Resume Objective Mistakes to Avoid
In order to compete in the job market, many job seekers are revising their resumes and trying to be careful to avoid resume objective mistakes. Some think that writing the objective statement is the hardest part of the resume process. A good objective can get the right kind of attention from hiring managers while a vague or poorly written objective can end up being ignored. When crafting your resume, make sure that you start off on the right foot by writing an effective career objective that will get you the desired results throughout your job search. Here are some resume objective mistakes to avoid when writing yours.
Avoid being too simple
Before drafting your resume objective, try to think of this from a potential hiring manager's perspective. Avoid using a resume objective that's too simplistic such as "To get a full time with a stable company". While that's probably what you are aiming for as far as a job, it's really too simple of a statement to use when applying for specific jobs. Try modifying the objective to read something more along the lines of "To secure full time employment in an established firm where I may experience long-term career advancement and become an important part of the team."
Avoid leaving out details
When writing the objective, make sure to include some of the inherent skills and talents that you will be bringing with you so that you add value to the company. Here's an example "Would like to work for a growing company that will allow me to utilize my five years of experience in customer service and technology to serve customers."
Avoid not stating your goal
An objective in a resume is much like stating a goal from the beginning. In other words, you want to clarify what you hope to achieve by taking a job with a specific type of employer. Avoid leaving off an actual goal when writing an objective for your resume. Something like "Would like to get a job as an administrative assistant where I can work full time". Instead try something more along the lines of "To secure employment as an administrative assistant while I attend college part-time to become an executive assistant for your company. "

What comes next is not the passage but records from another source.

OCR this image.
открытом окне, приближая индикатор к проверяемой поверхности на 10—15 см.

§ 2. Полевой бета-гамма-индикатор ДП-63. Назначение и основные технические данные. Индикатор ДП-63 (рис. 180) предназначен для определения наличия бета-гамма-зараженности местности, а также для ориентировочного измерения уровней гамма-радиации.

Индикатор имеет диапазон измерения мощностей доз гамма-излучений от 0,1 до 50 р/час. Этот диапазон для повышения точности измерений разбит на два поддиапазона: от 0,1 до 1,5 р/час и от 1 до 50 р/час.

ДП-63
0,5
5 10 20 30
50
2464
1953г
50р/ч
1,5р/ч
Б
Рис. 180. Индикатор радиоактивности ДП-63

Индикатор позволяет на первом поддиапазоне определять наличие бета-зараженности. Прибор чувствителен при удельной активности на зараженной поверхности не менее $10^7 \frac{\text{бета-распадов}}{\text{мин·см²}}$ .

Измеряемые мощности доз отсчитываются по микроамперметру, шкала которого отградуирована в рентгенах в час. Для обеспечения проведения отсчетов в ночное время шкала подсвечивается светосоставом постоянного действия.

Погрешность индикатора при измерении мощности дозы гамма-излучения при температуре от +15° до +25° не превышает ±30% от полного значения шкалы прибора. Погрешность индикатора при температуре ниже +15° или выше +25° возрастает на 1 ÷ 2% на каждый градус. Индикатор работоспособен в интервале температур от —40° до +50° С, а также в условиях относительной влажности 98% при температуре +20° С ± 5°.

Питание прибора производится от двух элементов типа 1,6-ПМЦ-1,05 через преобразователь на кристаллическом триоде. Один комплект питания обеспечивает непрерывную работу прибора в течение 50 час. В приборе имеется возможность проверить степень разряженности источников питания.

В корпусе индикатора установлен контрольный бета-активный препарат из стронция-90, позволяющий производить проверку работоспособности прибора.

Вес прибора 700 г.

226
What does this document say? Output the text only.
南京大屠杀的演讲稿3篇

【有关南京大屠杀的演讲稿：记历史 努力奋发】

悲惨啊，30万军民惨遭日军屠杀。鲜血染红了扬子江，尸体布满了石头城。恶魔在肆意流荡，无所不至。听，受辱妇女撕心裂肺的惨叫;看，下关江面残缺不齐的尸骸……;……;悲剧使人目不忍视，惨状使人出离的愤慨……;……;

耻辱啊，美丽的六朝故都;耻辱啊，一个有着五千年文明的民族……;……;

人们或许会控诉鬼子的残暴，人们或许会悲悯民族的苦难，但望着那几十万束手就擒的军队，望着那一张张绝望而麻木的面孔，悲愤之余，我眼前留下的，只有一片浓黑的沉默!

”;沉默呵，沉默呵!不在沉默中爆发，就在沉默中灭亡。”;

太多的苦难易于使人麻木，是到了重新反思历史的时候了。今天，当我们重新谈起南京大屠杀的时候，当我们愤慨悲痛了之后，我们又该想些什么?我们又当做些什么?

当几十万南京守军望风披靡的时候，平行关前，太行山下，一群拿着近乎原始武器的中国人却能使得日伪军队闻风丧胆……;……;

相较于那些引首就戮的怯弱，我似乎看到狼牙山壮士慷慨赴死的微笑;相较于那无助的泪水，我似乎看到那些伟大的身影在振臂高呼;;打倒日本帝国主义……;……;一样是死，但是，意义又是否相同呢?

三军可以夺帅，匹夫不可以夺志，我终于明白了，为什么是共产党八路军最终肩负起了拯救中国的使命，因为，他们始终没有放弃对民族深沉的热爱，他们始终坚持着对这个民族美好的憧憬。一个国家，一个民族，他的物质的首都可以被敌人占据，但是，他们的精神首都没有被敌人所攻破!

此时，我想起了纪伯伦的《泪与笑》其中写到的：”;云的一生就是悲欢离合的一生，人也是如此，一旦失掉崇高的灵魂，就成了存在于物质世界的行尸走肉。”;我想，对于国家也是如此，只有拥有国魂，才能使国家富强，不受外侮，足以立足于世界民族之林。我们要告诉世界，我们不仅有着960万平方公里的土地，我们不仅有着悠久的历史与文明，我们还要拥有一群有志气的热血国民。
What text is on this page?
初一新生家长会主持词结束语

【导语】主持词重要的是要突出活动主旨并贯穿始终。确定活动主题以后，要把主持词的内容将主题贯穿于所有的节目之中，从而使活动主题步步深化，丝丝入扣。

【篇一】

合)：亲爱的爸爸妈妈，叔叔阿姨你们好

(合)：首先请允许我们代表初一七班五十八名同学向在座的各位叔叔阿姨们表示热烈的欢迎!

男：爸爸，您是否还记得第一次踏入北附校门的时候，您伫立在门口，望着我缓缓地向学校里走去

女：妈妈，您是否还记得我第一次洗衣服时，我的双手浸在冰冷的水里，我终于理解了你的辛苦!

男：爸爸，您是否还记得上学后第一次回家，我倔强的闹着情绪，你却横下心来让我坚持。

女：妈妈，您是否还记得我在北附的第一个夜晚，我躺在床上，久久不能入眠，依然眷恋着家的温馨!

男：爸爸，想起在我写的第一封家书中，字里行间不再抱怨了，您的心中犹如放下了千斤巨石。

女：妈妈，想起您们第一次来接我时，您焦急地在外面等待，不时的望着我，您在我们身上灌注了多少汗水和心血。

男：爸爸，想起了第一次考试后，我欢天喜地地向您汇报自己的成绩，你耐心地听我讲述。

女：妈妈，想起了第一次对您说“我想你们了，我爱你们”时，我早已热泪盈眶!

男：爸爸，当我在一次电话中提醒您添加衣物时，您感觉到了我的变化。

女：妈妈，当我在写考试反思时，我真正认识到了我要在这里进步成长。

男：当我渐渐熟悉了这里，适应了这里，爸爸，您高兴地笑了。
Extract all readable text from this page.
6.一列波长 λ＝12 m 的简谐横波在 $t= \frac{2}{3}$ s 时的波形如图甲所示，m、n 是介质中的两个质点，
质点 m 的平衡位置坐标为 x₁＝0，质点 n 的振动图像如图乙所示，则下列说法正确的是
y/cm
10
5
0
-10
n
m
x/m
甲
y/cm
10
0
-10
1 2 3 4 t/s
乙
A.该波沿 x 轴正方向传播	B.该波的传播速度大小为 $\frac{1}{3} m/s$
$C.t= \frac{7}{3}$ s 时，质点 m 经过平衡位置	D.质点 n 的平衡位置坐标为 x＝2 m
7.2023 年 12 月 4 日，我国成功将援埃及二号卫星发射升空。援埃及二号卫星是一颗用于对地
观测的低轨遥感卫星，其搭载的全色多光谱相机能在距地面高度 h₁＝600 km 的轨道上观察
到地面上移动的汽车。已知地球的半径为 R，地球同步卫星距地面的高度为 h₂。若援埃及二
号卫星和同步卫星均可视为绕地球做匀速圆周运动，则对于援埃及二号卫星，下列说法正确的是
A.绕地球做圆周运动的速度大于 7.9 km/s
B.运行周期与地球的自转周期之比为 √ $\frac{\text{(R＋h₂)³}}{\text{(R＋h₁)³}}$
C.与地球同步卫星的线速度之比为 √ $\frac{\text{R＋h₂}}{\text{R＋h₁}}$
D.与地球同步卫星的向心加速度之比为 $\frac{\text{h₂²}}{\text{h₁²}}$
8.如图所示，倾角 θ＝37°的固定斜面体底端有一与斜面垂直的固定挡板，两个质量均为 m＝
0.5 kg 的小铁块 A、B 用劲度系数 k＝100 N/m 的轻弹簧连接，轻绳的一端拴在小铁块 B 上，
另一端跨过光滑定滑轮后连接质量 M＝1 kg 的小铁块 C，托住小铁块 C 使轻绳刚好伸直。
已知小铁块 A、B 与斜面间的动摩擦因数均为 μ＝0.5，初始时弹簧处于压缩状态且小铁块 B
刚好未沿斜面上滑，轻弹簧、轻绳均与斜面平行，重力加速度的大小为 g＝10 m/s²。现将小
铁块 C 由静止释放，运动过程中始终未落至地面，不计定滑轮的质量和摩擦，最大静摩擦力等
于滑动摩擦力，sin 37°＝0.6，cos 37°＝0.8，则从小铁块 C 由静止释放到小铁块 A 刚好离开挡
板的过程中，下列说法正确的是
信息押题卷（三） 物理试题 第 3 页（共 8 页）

One of the worst examples of resume objectives happens when someone is trying to make their resume work for many different types of jobs. While you may think this approach is efficient, it looks bad to hiring managers who will end up sending your resume into the garbage. The hallmark of the generic resume starts with a generic objective like "Looking for work where I can use my skills." It is important to list the type of work and what specific skills you have for the job.
Avoid unrealistic resumes
Another resume objective mistake is using unrealistic resumes. When a new graduate with limited work experience tries to inflate their ego on paper, it seems unrealistic. Using an objective that sounds unrealistic is what identifies this type of candidate. When a resume objective like "To become a doctor in the next couple of years where I can save lives while holding down a full time career" does not sound realistic. Try keeping your objective statement realistic, like: "To work on completing my PhD while working full time in a related career in healthcare, improving the lives of other people."